Although his city and his troops were exhausted, Constantine XI believed the tide had turned and victory was near. However, in war, the smallest of actions and the bravery of a few can determine the course of victory. Some Ottoman troops found a postern gate near the Blachernae Palace unguarded, they opened the gate and poured into the defenses where they invested the wall, tore down a Christian banner, and replaced it with the Ottoman standard. Within fifteen minutes, thirty thousand Muslim warriors were in the city. Horrified at the sudden change in the situation, Constantine rushed to the wall to defend his beloved city and empire but perished among the throng.

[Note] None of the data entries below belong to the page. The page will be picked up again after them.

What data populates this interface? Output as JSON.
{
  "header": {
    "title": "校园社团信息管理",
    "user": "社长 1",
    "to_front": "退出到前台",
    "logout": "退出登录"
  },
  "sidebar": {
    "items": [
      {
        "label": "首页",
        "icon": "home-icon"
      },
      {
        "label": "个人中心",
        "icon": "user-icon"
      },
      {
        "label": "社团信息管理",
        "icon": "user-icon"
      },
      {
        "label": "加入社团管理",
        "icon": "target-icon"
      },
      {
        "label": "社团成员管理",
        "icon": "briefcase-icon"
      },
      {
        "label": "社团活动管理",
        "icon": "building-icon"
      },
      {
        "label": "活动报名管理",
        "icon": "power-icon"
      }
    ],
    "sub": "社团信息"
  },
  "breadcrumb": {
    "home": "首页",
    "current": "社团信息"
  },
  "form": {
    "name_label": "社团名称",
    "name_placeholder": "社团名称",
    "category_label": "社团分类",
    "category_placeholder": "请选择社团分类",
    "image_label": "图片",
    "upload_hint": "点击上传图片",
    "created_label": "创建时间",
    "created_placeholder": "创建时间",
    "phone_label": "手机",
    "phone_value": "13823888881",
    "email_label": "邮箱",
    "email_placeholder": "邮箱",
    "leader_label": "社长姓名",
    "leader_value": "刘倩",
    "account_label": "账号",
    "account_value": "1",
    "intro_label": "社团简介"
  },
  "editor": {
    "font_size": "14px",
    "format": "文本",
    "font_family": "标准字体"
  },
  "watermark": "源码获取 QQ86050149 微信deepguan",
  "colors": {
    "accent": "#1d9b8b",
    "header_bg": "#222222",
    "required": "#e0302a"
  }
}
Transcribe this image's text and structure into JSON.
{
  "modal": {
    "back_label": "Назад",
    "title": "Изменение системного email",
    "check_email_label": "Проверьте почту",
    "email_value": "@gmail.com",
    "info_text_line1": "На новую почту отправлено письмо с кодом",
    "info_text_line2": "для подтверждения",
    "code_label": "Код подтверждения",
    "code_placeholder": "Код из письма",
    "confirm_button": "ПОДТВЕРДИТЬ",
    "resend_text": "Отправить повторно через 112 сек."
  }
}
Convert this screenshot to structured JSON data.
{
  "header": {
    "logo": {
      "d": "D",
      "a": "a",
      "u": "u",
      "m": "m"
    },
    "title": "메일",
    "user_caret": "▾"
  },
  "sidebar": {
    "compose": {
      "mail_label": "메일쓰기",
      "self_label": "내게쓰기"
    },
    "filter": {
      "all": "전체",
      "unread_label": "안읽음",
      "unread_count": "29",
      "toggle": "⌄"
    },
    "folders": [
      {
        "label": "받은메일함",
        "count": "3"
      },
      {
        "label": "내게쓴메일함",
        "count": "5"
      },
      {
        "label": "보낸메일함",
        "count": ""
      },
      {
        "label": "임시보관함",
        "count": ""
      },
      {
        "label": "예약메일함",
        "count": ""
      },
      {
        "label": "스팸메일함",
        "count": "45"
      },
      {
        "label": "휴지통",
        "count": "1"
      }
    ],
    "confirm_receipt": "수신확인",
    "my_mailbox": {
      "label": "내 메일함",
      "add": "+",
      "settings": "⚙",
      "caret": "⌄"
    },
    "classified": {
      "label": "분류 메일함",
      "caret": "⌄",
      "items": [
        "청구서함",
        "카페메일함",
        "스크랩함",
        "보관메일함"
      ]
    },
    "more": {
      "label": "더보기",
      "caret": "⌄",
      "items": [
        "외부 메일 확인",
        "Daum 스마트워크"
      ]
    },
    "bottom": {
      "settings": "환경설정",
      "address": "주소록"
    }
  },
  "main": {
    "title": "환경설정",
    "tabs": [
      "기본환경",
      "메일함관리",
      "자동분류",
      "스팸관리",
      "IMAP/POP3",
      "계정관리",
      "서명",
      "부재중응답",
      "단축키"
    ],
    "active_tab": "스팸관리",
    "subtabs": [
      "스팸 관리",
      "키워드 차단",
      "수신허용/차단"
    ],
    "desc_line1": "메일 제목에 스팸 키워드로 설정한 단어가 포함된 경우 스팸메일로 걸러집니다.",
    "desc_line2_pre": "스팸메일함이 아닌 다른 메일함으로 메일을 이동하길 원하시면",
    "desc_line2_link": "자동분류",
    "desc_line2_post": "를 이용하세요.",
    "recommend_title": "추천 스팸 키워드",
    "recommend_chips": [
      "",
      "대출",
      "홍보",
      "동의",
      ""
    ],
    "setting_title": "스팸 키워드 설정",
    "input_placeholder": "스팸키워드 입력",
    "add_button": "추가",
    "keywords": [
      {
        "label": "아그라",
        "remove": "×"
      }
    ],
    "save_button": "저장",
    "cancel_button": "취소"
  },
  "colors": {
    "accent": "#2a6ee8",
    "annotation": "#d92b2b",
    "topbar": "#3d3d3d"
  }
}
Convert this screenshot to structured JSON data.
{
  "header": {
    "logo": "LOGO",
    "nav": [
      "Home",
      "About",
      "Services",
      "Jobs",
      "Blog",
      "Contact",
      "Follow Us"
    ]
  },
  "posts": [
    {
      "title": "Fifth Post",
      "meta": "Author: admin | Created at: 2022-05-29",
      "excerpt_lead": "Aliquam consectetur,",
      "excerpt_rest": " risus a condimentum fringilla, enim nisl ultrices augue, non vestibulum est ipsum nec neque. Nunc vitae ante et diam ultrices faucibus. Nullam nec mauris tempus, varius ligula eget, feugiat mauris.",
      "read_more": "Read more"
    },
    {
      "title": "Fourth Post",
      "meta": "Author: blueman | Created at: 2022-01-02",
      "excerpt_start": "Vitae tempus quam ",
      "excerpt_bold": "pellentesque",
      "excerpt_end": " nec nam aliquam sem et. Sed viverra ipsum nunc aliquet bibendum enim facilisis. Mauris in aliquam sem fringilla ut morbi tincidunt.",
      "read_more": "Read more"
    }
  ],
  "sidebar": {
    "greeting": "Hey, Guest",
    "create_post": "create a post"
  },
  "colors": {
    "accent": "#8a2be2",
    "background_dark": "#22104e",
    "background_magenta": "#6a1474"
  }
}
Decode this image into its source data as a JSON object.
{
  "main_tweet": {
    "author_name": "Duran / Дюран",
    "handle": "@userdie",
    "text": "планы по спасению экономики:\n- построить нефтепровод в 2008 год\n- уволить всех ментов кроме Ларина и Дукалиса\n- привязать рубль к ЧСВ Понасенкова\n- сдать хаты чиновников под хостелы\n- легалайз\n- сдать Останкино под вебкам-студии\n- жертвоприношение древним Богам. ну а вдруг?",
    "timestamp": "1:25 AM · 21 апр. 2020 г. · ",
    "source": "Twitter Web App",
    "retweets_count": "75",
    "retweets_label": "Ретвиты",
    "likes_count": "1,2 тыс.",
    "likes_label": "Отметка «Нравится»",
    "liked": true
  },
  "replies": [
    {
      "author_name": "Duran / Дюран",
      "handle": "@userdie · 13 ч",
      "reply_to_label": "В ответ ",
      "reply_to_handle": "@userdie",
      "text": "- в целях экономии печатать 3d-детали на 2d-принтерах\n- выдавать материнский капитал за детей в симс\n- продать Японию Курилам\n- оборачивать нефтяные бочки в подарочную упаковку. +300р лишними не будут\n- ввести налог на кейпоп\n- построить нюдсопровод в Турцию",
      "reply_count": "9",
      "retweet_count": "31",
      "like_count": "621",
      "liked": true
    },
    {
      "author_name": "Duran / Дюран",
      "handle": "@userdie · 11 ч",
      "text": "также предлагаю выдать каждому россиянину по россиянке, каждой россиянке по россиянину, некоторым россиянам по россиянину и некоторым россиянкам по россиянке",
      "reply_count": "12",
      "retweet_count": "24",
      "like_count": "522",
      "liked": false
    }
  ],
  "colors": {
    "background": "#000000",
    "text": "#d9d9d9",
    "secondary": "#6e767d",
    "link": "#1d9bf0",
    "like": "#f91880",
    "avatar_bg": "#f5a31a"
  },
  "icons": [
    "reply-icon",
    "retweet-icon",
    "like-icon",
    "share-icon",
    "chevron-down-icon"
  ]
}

The twenty-one-year-old sultan had defeated the forty-nine-year-old emperor and became known as Mehmet the Conqueror. Muslim troops ran through the undefended city slaughtering its inhabitants. A large group of citizens sought refuge in Hagia Sophia, the sixth century church built by Justinian the Great and the largest church in Christendom. Mehmet entered the city triumphantly and rode for the church, which he entered and declared a mosque. The sack of Constantinople continued for three days and witnessed the killing of thousands and the enslavement of tens of thousands.
The Queen of Cities, now in the hands of Islam, became known as Istanbul. Despite the pleadings of a series of popes, including Pius II, who personally took the Crusade vow but died before the expedition began, Western rulers were not interested in undertaking crusades to liberate the city.
The fight against Islam was not over. Future battles between Islam and the West were fought on European soil over the next several centuries.